The authors found that all of the patients had substantial ventral horn neuron loss, regardless of the length of their postnatal survival. Most (65% on average) of the ventral horn neurons that survived were abnormal, the authors said.
“The remaining ventral horn neurons were small with abnormal, occasionally chromatolytic morphology, indicating cellular damage,” they wrote.
Additionally, Clarke’s column sensory-associated neurons showed evidence of cellular injury, though lateral horn neurons were preserved. The investigators found that these changes were linked with aberrant gray and white matter structures, which in turn was reflected in stunted postnatal spinal cord growth.

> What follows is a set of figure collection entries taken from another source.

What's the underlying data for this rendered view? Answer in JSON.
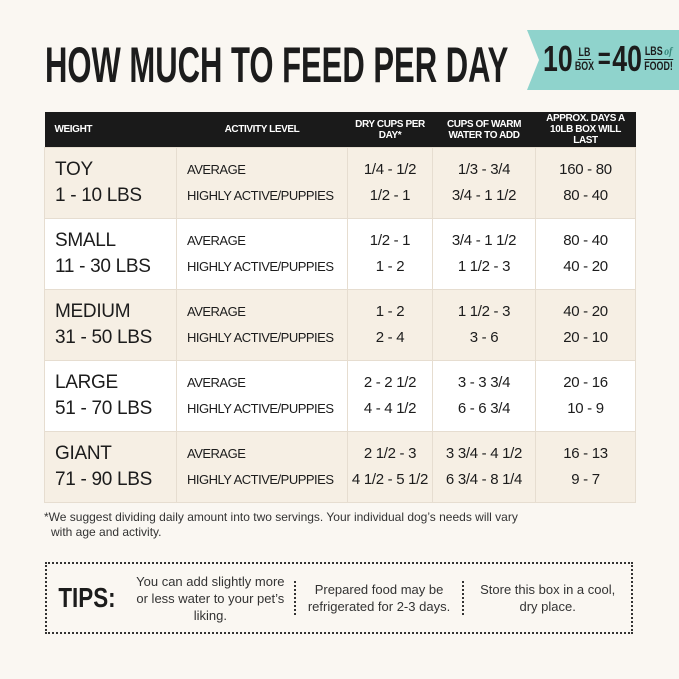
{
  "title": "HOW MUCH TO FEED PER DAY",
  "banner": {
    "left_number": "10",
    "left_top": "LB",
    "left_bottom": "BOX",
    "equals": "=",
    "right_number": "40",
    "right_top": "LBS",
    "right_of": "of",
    "right_bottom": "FOOD!",
    "color": "#8fd3cc"
  },
  "table": {
    "headers": [
      "WEIGHT",
      "ACTIVITY LEVEL",
      "DRY CUPS PER DAY*",
      "CUPS OF WARM WATER TO ADD",
      "APPROX. DAYS A 10LB BOX WILL LAST"
    ],
    "rows": [
      {
        "size": "TOY",
        "range": "1 - 10 LBS",
        "activity": [
          "AVERAGE",
          "HIGHLY ACTIVE/PUPPIES"
        ],
        "dry": [
          "1/4 - 1/2",
          "1/2 - 1"
        ],
        "water": [
          "1/3 - 3/4",
          "3/4 - 1 1/2"
        ],
        "days": [
          "160 - 80",
          "80 - 40"
        ]
      },
      {
        "size": "SMALL",
        "range": "11 - 30 LBS",
        "activity": [
          "AVERAGE",
          "HIGHLY ACTIVE/PUPPIES"
        ],
        "dry": [
          "1/2 - 1",
          "1 - 2"
        ],
        "water": [
          "3/4 - 1 1/2",
          "1 1/2 - 3"
        ],
        "days": [
          "80 - 40",
          "40 - 20"
        ]
      },
      {
        "size": "MEDIUM",
        "range": "31 - 50 LBS",
        "activity": [
          "AVERAGE",
          "HIGHLY ACTIVE/PUPPIES"
        ],
        "dry": [
          "1 - 2",
          "2 - 4"
        ],
        "water": [
          "1 1/2 - 3",
          "3 - 6"
        ],
        "days": [
          "40 - 20",
          "20 - 10"
        ]
      },
      {
        "size": "LARGE",
        "range": "51 - 70 LBS",
        "activity": [
          "AVERAGE",
          "HIGHLY ACTIVE/PUPPIES"
        ],
        "dry": [
          "2 - 2 1/2",
          "4 - 4 1/2"
        ],
        "water": [
          "3 - 3 3/4",
          "6 - 6 3/4"
        ],
        "days": [
          "20 - 16",
          "10 - 9"
        ]
      },
      {
        "size": "GIANT",
        "range": "71 - 90 LBS",
        "activity": [
          "AVERAGE",
          "HIGHLY ACTIVE/PUPPIES"
        ],
        "dry": [
          "2 1/2 - 3",
          "4 1/2 - 5 1/2"
        ],
        "water": [
          "3 3/4 - 4 1/2",
          "6 3/4 - 8 1/4"
        ],
        "days": [
          "16 - 13",
          "9 - 7"
        ]
      }
    ]
  },
  "footnote": {
    "line1": "*We suggest dividing daily amount into two servings. Your individual dog’s needs will vary",
    "line2": "with age and activity."
  },
  "tips": {
    "label": "TIPS:",
    "items": [
      "You can add slightly more or less water to your pet’s liking.",
      "Prepared food may be refrigerated for 2-3 days.",
      "Store this box in a cool, dry place."
    ]
  }
}
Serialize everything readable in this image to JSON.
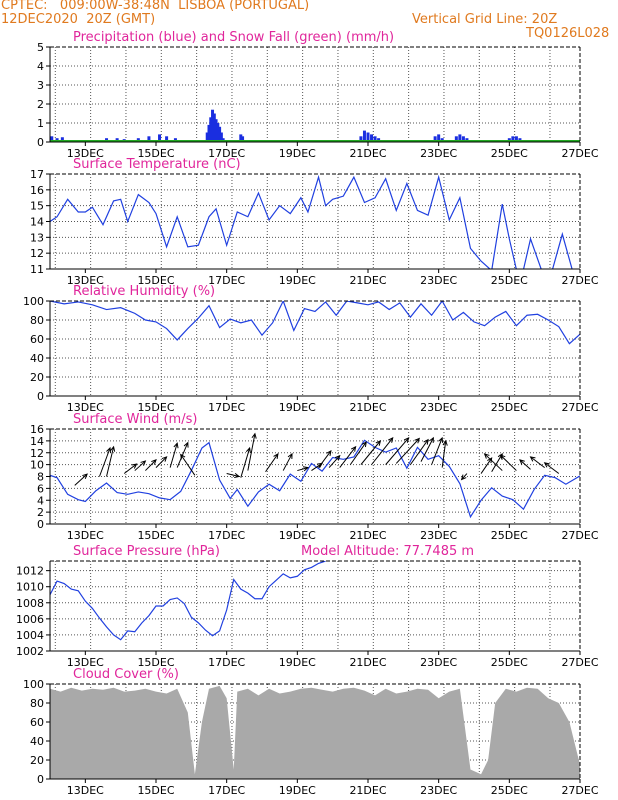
{
  "header": {
    "line1": "CPTEC:   009:00W-38:48N  LISBOA (PORTUGAL)",
    "line2": "12DEC2020  20Z (GMT)",
    "grid_note": "Vertical Grid Line: 20Z",
    "code": "TQ0126L028"
  },
  "x_axis": {
    "ticks": [
      "13DEC",
      "15DEC",
      "17DEC",
      "19DEC",
      "21DEC",
      "23DEC",
      "25DEC",
      "27DEC"
    ],
    "tick_days": [
      1,
      3,
      5,
      7,
      9,
      11,
      13,
      15
    ],
    "grid_days": [
      0.15,
      1.15,
      2.15,
      3.15,
      4.15,
      5.15,
      6.15,
      7.15,
      8.15,
      9.15,
      10.15,
      11.15,
      12.15,
      13.15,
      14.15
    ]
  },
  "colors": {
    "header": "#e07a1f",
    "title": "#e0269b",
    "line": "#2040e0",
    "precip": "#1a2ee0",
    "snow": "#22aa22",
    "cloud": "#a9a9a9",
    "wind_arrow": "#000000"
  },
  "chart_data": [
    {
      "type": "bar",
      "title": "Precipitation (blue) and Snow Fall (green) (mm/h)",
      "ylim": [
        0,
        5
      ],
      "yticks": [
        0,
        1,
        2,
        3,
        4,
        5
      ],
      "series": [
        {
          "x": [
            0.05,
            0.2,
            0.35,
            0.5,
            1.4,
            1.6,
            1.9,
            2.1,
            2.5,
            2.8,
            3.1,
            3.3,
            3.55,
            3.8,
            4.45,
            4.5,
            4.55,
            4.6,
            4.65,
            4.7,
            4.75,
            4.8,
            4.85,
            4.9,
            5.4,
            5.45,
            6.4,
            8.8,
            8.9,
            9.0,
            9.1,
            9.2,
            9.3,
            10.9,
            11.0,
            11.1,
            11.5,
            11.6,
            11.7,
            11.8,
            13.0,
            13.1,
            13.2,
            13.3
          ],
          "values": [
            0.3,
            0.2,
            0.25,
            0.1,
            0.1,
            0.2,
            0.2,
            0.15,
            0.2,
            0.3,
            0.4,
            0.3,
            0.2,
            0.1,
            0.5,
            0.9,
            1.3,
            1.7,
            1.5,
            1.2,
            1.0,
            0.8,
            0.5,
            0.2,
            0.4,
            0.3,
            0.1,
            0.3,
            0.6,
            0.5,
            0.4,
            0.3,
            0.2,
            0.3,
            0.4,
            0.2,
            0.3,
            0.4,
            0.3,
            0.2,
            0.2,
            0.3,
            0.3,
            0.2
          ]
        },
        {
          "x": [
            0,
            15
          ],
          "values": [
            0.05,
            0.05
          ]
        }
      ]
    },
    {
      "type": "line",
      "title": "Surface Temperature (nC)",
      "ylim": [
        11,
        17
      ],
      "yticks": [
        11,
        12,
        13,
        14,
        15,
        16,
        17
      ],
      "x": [
        0,
        0.2,
        0.5,
        0.8,
        1.0,
        1.2,
        1.5,
        1.8,
        2.0,
        2.2,
        2.5,
        2.8,
        3.0,
        3.3,
        3.6,
        3.9,
        4.2,
        4.5,
        4.7,
        5.0,
        5.3,
        5.6,
        5.9,
        6.2,
        6.5,
        6.8,
        7.1,
        7.3,
        7.6,
        7.8,
        8.0,
        8.3,
        8.6,
        8.9,
        9.2,
        9.5,
        9.8,
        10.1,
        10.4,
        10.7,
        11.0,
        11.3,
        11.6,
        11.9,
        12.2,
        12.5,
        12.8,
        13.0,
        13.3,
        13.6,
        13.9,
        14.2,
        14.5,
        14.8
      ],
      "values": [
        14.0,
        14.3,
        15.4,
        14.6,
        14.6,
        14.9,
        13.8,
        15.3,
        15.4,
        14.0,
        15.7,
        15.2,
        14.5,
        12.4,
        14.3,
        12.4,
        12.5,
        14.3,
        14.8,
        12.5,
        14.6,
        14.3,
        15.8,
        14.1,
        15.0,
        14.5,
        15.5,
        14.6,
        16.8,
        15.0,
        15.4,
        15.6,
        16.8,
        15.2,
        15.5,
        16.7,
        14.7,
        16.4,
        14.7,
        14.4,
        16.8,
        14.1,
        15.5,
        12.3,
        11.5,
        10.9,
        15.1,
        12.9,
        10.0,
        12.9,
        11.0,
        10.8,
        13.2,
        10.8
      ]
    },
    {
      "type": "line",
      "title": "Relative Humidity (%)",
      "ylim": [
        0,
        100
      ],
      "yticks": [
        0,
        20,
        40,
        60,
        80,
        100
      ],
      "x": [
        0,
        0.4,
        0.8,
        1.2,
        1.6,
        2.0,
        2.4,
        2.7,
        3.0,
        3.3,
        3.6,
        3.9,
        4.2,
        4.5,
        4.8,
        5.1,
        5.4,
        5.7,
        6.0,
        6.3,
        6.6,
        6.9,
        7.2,
        7.5,
        7.8,
        8.1,
        8.4,
        8.7,
        9.0,
        9.3,
        9.6,
        9.9,
        10.2,
        10.5,
        10.8,
        11.1,
        11.4,
        11.7,
        12.0,
        12.3,
        12.6,
        12.9,
        13.2,
        13.5,
        13.8,
        14.1,
        14.4,
        14.7,
        15.0
      ],
      "values": [
        100,
        97,
        99,
        96,
        91,
        93,
        87,
        80,
        78,
        71,
        59,
        71,
        82,
        95,
        72,
        81,
        77,
        80,
        64,
        77,
        100,
        69,
        92,
        89,
        99,
        85,
        100,
        98,
        96,
        99,
        91,
        98,
        83,
        97,
        85,
        100,
        80,
        88,
        78,
        74,
        83,
        89,
        74,
        85,
        86,
        80,
        73,
        55,
        65
      ]
    },
    {
      "type": "line",
      "title": "Surface Wind (m/s)",
      "ylim": [
        0,
        16
      ],
      "yticks": [
        0,
        2,
        4,
        6,
        8,
        10,
        12,
        14,
        16
      ],
      "x": [
        0,
        0.2,
        0.5,
        0.8,
        1.0,
        1.3,
        1.6,
        1.9,
        2.2,
        2.5,
        2.8,
        3.1,
        3.4,
        3.7,
        4.0,
        4.3,
        4.5,
        4.8,
        5.1,
        5.3,
        5.6,
        5.9,
        6.2,
        6.5,
        6.8,
        7.1,
        7.4,
        7.7,
        8.0,
        8.3,
        8.6,
        8.9,
        9.2,
        9.5,
        9.8,
        10.1,
        10.4,
        10.7,
        11.0,
        11.3,
        11.6,
        11.9,
        12.2,
        12.5,
        12.8,
        13.1,
        13.4,
        13.7,
        14.0,
        14.3,
        14.6,
        15.0
      ],
      "values": [
        8.2,
        7.8,
        5.0,
        4.1,
        3.8,
        5.6,
        6.9,
        5.3,
        5.0,
        5.4,
        5.1,
        4.4,
        4.1,
        5.5,
        9.0,
        12.8,
        13.7,
        7.4,
        4.3,
        5.8,
        3.0,
        5.4,
        6.7,
        5.6,
        8.4,
        7.2,
        10.2,
        8.9,
        11.2,
        10.9,
        11.3,
        14.1,
        12.9,
        12.1,
        12.8,
        9.4,
        12.9,
        10.9,
        11.5,
        9.7,
        6.8,
        1.2,
        4.0,
        6.1,
        4.7,
        4.1,
        2.5,
        5.8,
        8.2,
        7.8,
        6.7,
        8.1
      ],
      "arrows": {
        "x": [
          0.7,
          1.4,
          1.6,
          2.1,
          2.4,
          2.7,
          3.0,
          3.4,
          3.6,
          4.1,
          5.0,
          5.4,
          5.6,
          6.1,
          6.6,
          7.0,
          7.4,
          7.6,
          7.9,
          8.2,
          8.5,
          8.8,
          9.1,
          9.5,
          9.8,
          10.2,
          10.5,
          10.8,
          11.1,
          11.8,
          12.2,
          12.5,
          12.8,
          13.2,
          13.6,
          14.0,
          14.4
        ],
        "y": [
          6.5,
          8.0,
          8.0,
          8.5,
          9.0,
          9.0,
          9.5,
          9.5,
          9.5,
          8.2,
          8.5,
          7.8,
          9.0,
          8.8,
          9.0,
          9.0,
          9.0,
          9.5,
          9.5,
          9.5,
          10.0,
          10.0,
          10.0,
          10.0,
          10.2,
          10.0,
          10.5,
          10.0,
          9.5,
          8.5,
          8.5,
          8.8,
          9.0,
          9.0,
          9.2,
          9.5,
          8.5
        ],
        "u": [
          0.35,
          0.3,
          0.2,
          0.35,
          0.3,
          0.3,
          0.3,
          0.2,
          0.3,
          -0.4,
          0.35,
          0.25,
          0.2,
          0.35,
          0.25,
          0.3,
          0.3,
          0.35,
          0.3,
          0.45,
          0.45,
          0.55,
          0.6,
          0.65,
          0.65,
          0.5,
          0.35,
          0.3,
          0.1,
          -0.15,
          0.3,
          0.3,
          -0.5,
          -0.45,
          -0.3,
          -0.4,
          -0.4
        ],
        "v": [
          1.9,
          4.8,
          5.0,
          1.6,
          1.6,
          1.8,
          1.8,
          4.1,
          4.2,
          3.5,
          -0.5,
          5.0,
          6.2,
          3.0,
          2.8,
          0.5,
          1.2,
          2.8,
          2.0,
          3.5,
          3.8,
          4.0,
          4.5,
          4.5,
          4.2,
          4.2,
          4.0,
          4.5,
          4.5,
          -1.0,
          2.6,
          3.0,
          2.8,
          2.6,
          1.6,
          1.8,
          1.8
        ]
      }
    },
    {
      "type": "line",
      "title": "Surface Pressure (hPa)",
      "subtitle": "Model Altitude: 77.7485 m",
      "ylim": [
        1002,
        1013.2
      ],
      "yticks": [
        1002,
        1004,
        1006,
        1008,
        1010,
        1012
      ],
      "x": [
        0,
        0.2,
        0.4,
        0.6,
        0.8,
        1.0,
        1.2,
        1.4,
        1.6,
        1.8,
        2.0,
        2.2,
        2.4,
        2.6,
        2.8,
        3.0,
        3.2,
        3.4,
        3.6,
        3.8,
        4.0,
        4.2,
        4.4,
        4.6,
        4.8,
        5.0,
        5.2,
        5.4,
        5.6,
        5.8,
        6.0,
        6.2,
        6.4,
        6.6,
        6.8,
        7.0,
        7.2,
        7.4,
        7.6,
        7.8
      ],
      "values": [
        1009.0,
        1010.7,
        1010.4,
        1009.7,
        1009.5,
        1008.2,
        1007.3,
        1006.1,
        1005.0,
        1004.0,
        1003.4,
        1004.5,
        1004.4,
        1005.5,
        1006.4,
        1007.6,
        1007.6,
        1008.4,
        1008.6,
        1007.9,
        1006.2,
        1005.5,
        1004.6,
        1003.9,
        1004.5,
        1007.1,
        1010.9,
        1009.7,
        1009.2,
        1008.5,
        1008.5,
        1010.0,
        1010.8,
        1011.6,
        1011.1,
        1011.3,
        1012.1,
        1012.4,
        1012.9,
        1013.2
      ]
    },
    {
      "type": "area",
      "title": "Cloud Cover (%)",
      "ylim": [
        0,
        100
      ],
      "yticks": [
        0,
        20,
        40,
        60,
        80,
        100
      ],
      "x": [
        0,
        0.3,
        0.6,
        0.9,
        1.2,
        1.5,
        1.8,
        2.1,
        2.4,
        2.7,
        3.0,
        3.3,
        3.6,
        3.9,
        4.1,
        4.3,
        4.5,
        4.8,
        5.0,
        5.2,
        5.3,
        5.6,
        5.9,
        6.2,
        6.5,
        6.8,
        7.1,
        7.4,
        7.7,
        8.0,
        8.3,
        8.6,
        8.9,
        9.2,
        9.5,
        9.8,
        10.1,
        10.4,
        10.7,
        11.0,
        11.3,
        11.6,
        11.9,
        12.2,
        12.4,
        12.6,
        12.9,
        13.2,
        13.5,
        13.8,
        14.1,
        14.4,
        14.7,
        15.0
      ],
      "values": [
        95,
        92,
        96,
        93,
        95,
        94,
        96,
        92,
        93,
        95,
        92,
        90,
        95,
        70,
        5,
        60,
        95,
        98,
        85,
        10,
        92,
        95,
        88,
        95,
        90,
        92,
        95,
        96,
        94,
        92,
        95,
        96,
        93,
        88,
        95,
        90,
        92,
        95,
        94,
        85,
        92,
        95,
        10,
        5,
        20,
        80,
        95,
        92,
        96,
        95,
        85,
        80,
        60,
        15
      ]
    }
  ]
}
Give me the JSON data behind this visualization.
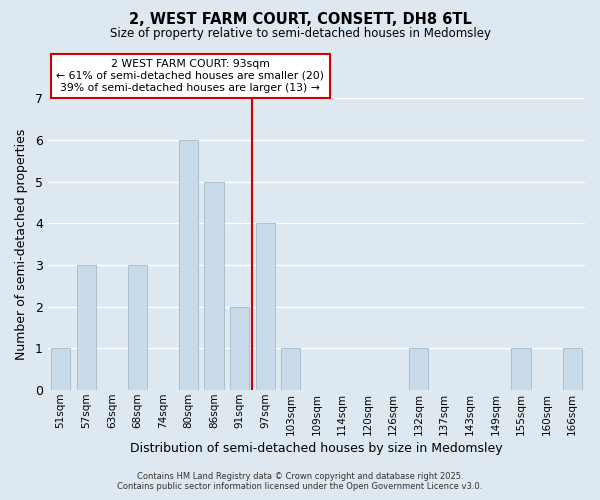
{
  "title": "2, WEST FARM COURT, CONSETT, DH8 6TL",
  "subtitle": "Size of property relative to semi-detached houses in Medomsley",
  "xlabel": "Distribution of semi-detached houses by size in Medomsley",
  "ylabel": "Number of semi-detached properties",
  "categories": [
    "51sqm",
    "57sqm",
    "63sqm",
    "68sqm",
    "74sqm",
    "80sqm",
    "86sqm",
    "91sqm",
    "97sqm",
    "103sqm",
    "109sqm",
    "114sqm",
    "120sqm",
    "126sqm",
    "132sqm",
    "137sqm",
    "143sqm",
    "149sqm",
    "155sqm",
    "160sqm",
    "166sqm"
  ],
  "values": [
    1,
    3,
    0,
    3,
    0,
    6,
    5,
    2,
    4,
    1,
    0,
    0,
    0,
    0,
    1,
    0,
    0,
    0,
    1,
    0,
    1
  ],
  "bar_color": "#c9daea",
  "bar_edge_color": "#aabfcf",
  "highlight_line_color": "#cc0000",
  "annotation_line1": "2 WEST FARM COURT: 93sqm",
  "annotation_line2": "← 61% of semi-detached houses are smaller (20)",
  "annotation_line3": "39% of semi-detached houses are larger (13) →",
  "annotation_box_color": "#ffffff",
  "annotation_box_edge": "#cc0000",
  "ylim": [
    0,
    7
  ],
  "yticks": [
    0,
    1,
    2,
    3,
    4,
    5,
    6,
    7
  ],
  "bg_color": "#dde8f0",
  "grid_color": "#ffffff",
  "footer_line1": "Contains HM Land Registry data © Crown copyright and database right 2025.",
  "footer_line2": "Contains public sector information licensed under the Open Government Licence v3.0."
}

Reflecting on their findings, Allardyce and colleagues said most of what is known about SMA pathology is based on a small number of samples and inadequate methodologies.
“[L]ong-accepted dogmas of SMA disease pathology, including selective loss of alpha motor neurons, are based upon weak evidence and should be challenged,” they wrote.
The authors said previous research into SMA has failed to capture the breadth of the impacts of low levels of the SMN protein in people with SMA. They said their research demands a broader viewpoint.
“These data provide a new normal upon which to base future research to further appreciate significant pathologies beyond the loss of alpha motor neurons in the spinal cord, evaluate the success of current therapies, and aid in the design of novel ones,” they concluded.